We are talking here about reserve funds, which can be purchased as part of savings 3a. They are subject to more stringent legal requirements than conventional investment funds. Your share of capital and foreign currency is limited. What is transferred to the post can be deducted from taxable income up to a maximum amount.
And yet, knowing what I learned then, I would repeat this advice. Stocks experienced a prolonged boom and bonds hit record highs due to negative interest rates imposed by the Swiss National Bank.
However, it is not surprising that prices continued to rise after 2017. Markets tend to exaggerate. But it’s just a matter of luck to choose the right moment to exit. It is better to sell too early than too late, it is better to enjoy the rise in prices than to lament the lost profits.
In any case, do not speculate in pension funds. Ultimately, Component 3a is for pensions. That being said, it’s certainly wise to use 3a assets to buy high-equity pension funds when you’re still younger. But do not forget to sell them after a longer boom phase and put money in the 3a account, provided that the retirement age is not far off. Banks from time to time encourage their clients to invest their money in pension funds. But I have never heard them advise a client to sell stock five years before retirement, even though the corresponding prices were breaking record after record.
Anyone who is about to retire and now has to sell a pension fund will be furious that they didn’t sell the 3a funds sooner for a much better price.

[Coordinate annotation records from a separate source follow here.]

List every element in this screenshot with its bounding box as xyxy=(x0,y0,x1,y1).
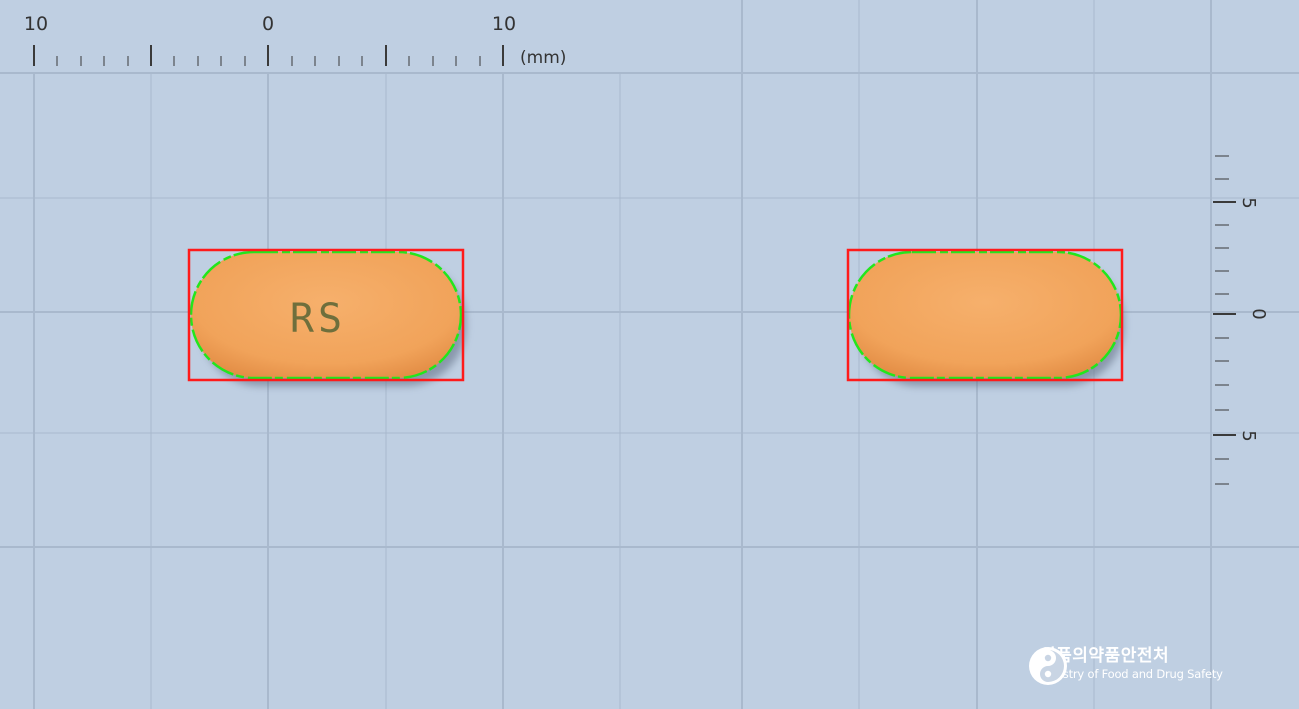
pill-image-canvas: 10 0 10 (mm) 5 0 5 RS 식품의약품안전처 Ministry … xyxy=(0,0,1299,709)
ruler-label-right: 10 xyxy=(492,13,516,35)
right-ruler xyxy=(1213,155,1236,485)
right-ruler-labels: 5 0 5 xyxy=(1238,197,1269,441)
tablet-front: RS xyxy=(187,248,466,386)
top-ruler xyxy=(33,45,504,66)
ruler-label-left: 10 xyxy=(24,13,48,35)
tablet-back xyxy=(846,248,1124,386)
tablet-body xyxy=(849,252,1121,378)
government-emblem-icon xyxy=(1029,647,1067,685)
ruler-label-bottom: 5 xyxy=(1238,430,1259,441)
ruler-unit-label: (mm) xyxy=(520,48,566,68)
tablet-imprint: RS xyxy=(290,296,346,342)
ruler-label-top: 5 xyxy=(1238,197,1259,208)
ruler-label-center: 0 xyxy=(262,13,274,35)
ruler-label-middle: 0 xyxy=(1248,308,1269,319)
pill-photo: 10 0 10 (mm) 5 0 5 RS xyxy=(0,0,1299,709)
mfds-logo: 식품의약품안전처 Ministry of Food and Drug Safet… xyxy=(1028,646,1223,685)
top-ruler-labels: 10 0 10 (mm) xyxy=(24,13,566,68)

The Conference of Investment Fund Managing Directors (KGast) publishes the results of these blended funds quarterly. Almost all of the products reviewed show losses in the double-digit percentage range for the current year. In extreme cases, losses exceed 20 percent.
Stocks tend to fluctuate more than bonds. But in the long run, stocks perform better than fixed incomes. So, let’s take five years as our observation period: virtually all products with an equity component of less than 30 percent are at a loss. Only 3a funds with an equity component of more than 30 percent have achieved a positive return in five years, albeit a very modest one.
Claude Chatelain
Source: Blick

I’m Ella Sammie, author specializing in the Technology sector. I have been writing for 24 Instatnt News since 2020, and am passionate about staying up to date with the latest developments in this ever-changing industry.